書評

2019年3月号掲載

作家をより深く知ることへの欲望と怖れ

――トルーマン・カポーティ
『ここから世界が始まる トルーマン・カポーティ初期短篇集』

小野正嗣

対象書籍名:『ここから世界が始まる トルーマン・カポーティ初期短篇集』
対象著者:トルーマン・カポーティ著/小川高義訳
対象書籍ISBN:978-4-10-501408-7

 作者の生前に未刊行だったテクスト、そもそも出版の予定などあるはずのない私的な書簡や幼少期の作文などを前にすると、僕はいつも相反する感情で引き裂かれる。
 明確な目的やよほどの事情でもない限り、未完成の作品を刊行する作家はいないはずだ。だから、彼あるいは彼女が発表を望み、そうやって出版されたものだけが、作家が僕たちに読んでもらいたいと願う唯一の作品形態だと言える。
 すると、作家自身が発表した以外のもの、つまり作家が公にすることを生前に認めていなかった文章を刊行することの意義とは何だろうか。
 たとえば、草稿研究と呼ばれる文学研究の手法がある。それは、作品として発表される以前のさまざまな段階にあるテクストを綿密に調査・分析することで、構想の発展や変化、放棄されたアイデアなどを跡づけようとする。
 僕たちがある作家や作品を愛するとき、一読者として、その作家に忠実で誠実でありたいと思うものだ。未発表の草稿や若い頃の作品、書簡や日記など、作家が公開されることを想定していなかったものを読むことは、作家への裏切り行為にはならないか(とはいえ、ブロートの裏切りがなければ、僕たちはカフカの作品のほとんどを読めずにいただろう)。
 その一方で、愛読する作家をより深く知りたいという欲望に僕たちがつねに突き動かされるのも否定しがたい事実である。
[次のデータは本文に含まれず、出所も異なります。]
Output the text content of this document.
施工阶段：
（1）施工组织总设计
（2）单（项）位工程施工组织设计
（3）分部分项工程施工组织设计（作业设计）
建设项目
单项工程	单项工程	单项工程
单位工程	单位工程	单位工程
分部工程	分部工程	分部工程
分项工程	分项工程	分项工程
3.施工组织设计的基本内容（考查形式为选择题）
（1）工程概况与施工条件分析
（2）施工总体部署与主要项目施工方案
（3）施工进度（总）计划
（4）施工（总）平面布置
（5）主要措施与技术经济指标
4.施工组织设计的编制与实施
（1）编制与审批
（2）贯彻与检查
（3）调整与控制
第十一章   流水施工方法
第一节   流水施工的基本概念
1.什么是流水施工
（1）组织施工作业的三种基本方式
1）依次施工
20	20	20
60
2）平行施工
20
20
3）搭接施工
草稿研究のおかげで、作家が自らのアイデアを僕たちの知る作品へと練り上げていく過程が明らかになり、作家の素晴らしさがより十全に認識できるようになる。さまざまな労苦や試行錯誤の跡に触れて、「天才」もまた自分たちと同じように悩み迷う人間なのだと親しみも湧いてくる。作品への愛は書いた人への愛と不可分だ。
 だからこそ、未公開作品や日記や書簡を読むのは怖い。書き手のよりプライベートで親密な部分があらわにされ、僕たちが信じていたのとはまったく異なる作家に出会うかもしれない。そのことで、作家と作品全体への評価が否定的なものに変わり、愛着や敬意が薄れてしまったら......。
 そんな不安でドキドキしながら、このカポーティの初期短篇集を読み始めたのは確かなのだ。
 なるほど、「作品解題」でアルス氏が指摘するように、若きカポーティは、他者、とりわけアフリカ系アメリカ人の心理を描くことには成功していないかもしれない。女性を描く際に紋切り型に頼っているかもしれない。
 しかし、掌編と言えるような短いどの作品にも、もしも十分なスペースと時間があれば、その人物たちは生命を吹き込まれ、作者の意図を超えた自由さを獲得して動き出していたにちがいないと夢想、いや確信させる何かがある。
 それが実現できていないのは、カポーティがまだ己のうちに渦巻く創造のエネルギーを御し切れていないからだ。それは、本書に出てくる、死をはらんだ不穏な沼地と森さながら、書き手を脅かしている。足を踏み入れるべきかどうか。迂回して引き返すべきか。結末をほのめかすような書き方が目立つのは、そのせいだろうか。サスペンス的な作りの作品が多いのは、書き手自身の迷いのせいかもしれない。実際、「沼地の恐怖」の少年ジェプは高い木の枝の上から降りるに降りられない宙づり=サスペンス状態を経験するだろう。
 トルーマン・カポーティは、神童と呼ばれ、早熟の天才ともてはやされた。『遠い声遠い部屋』や『草の竪琴』で、二十代にして文学的名声を確立した。自分が書くことを選んだというよりも、書くことに選ばれてしまったような人だ。彼にとって、書くことは大いなる快楽の源泉であったはずだ。
 しかし同時に、繊細な感受性ゆえにこの天才は、書くことがはらむ致命的な危険性、その毒に誰よりも無防備にさらされていたのではないか。早すぎる死をもたらしたアルコールと薬物への依存は、書くことの毒を軽減するための方途だったとは言えまいか。「水車場の店」のヒロインの女は、ひどい口内炎にもかかわらず、毒蛇に咬まれた少女を助けようと、傷口から毒を吸い出す。書くとは、登場人物という他者を生かすために、自らの命をかけて毒を吸うことなのかもしれない。「自分がしたことを考えると、全身が気色悪かった」。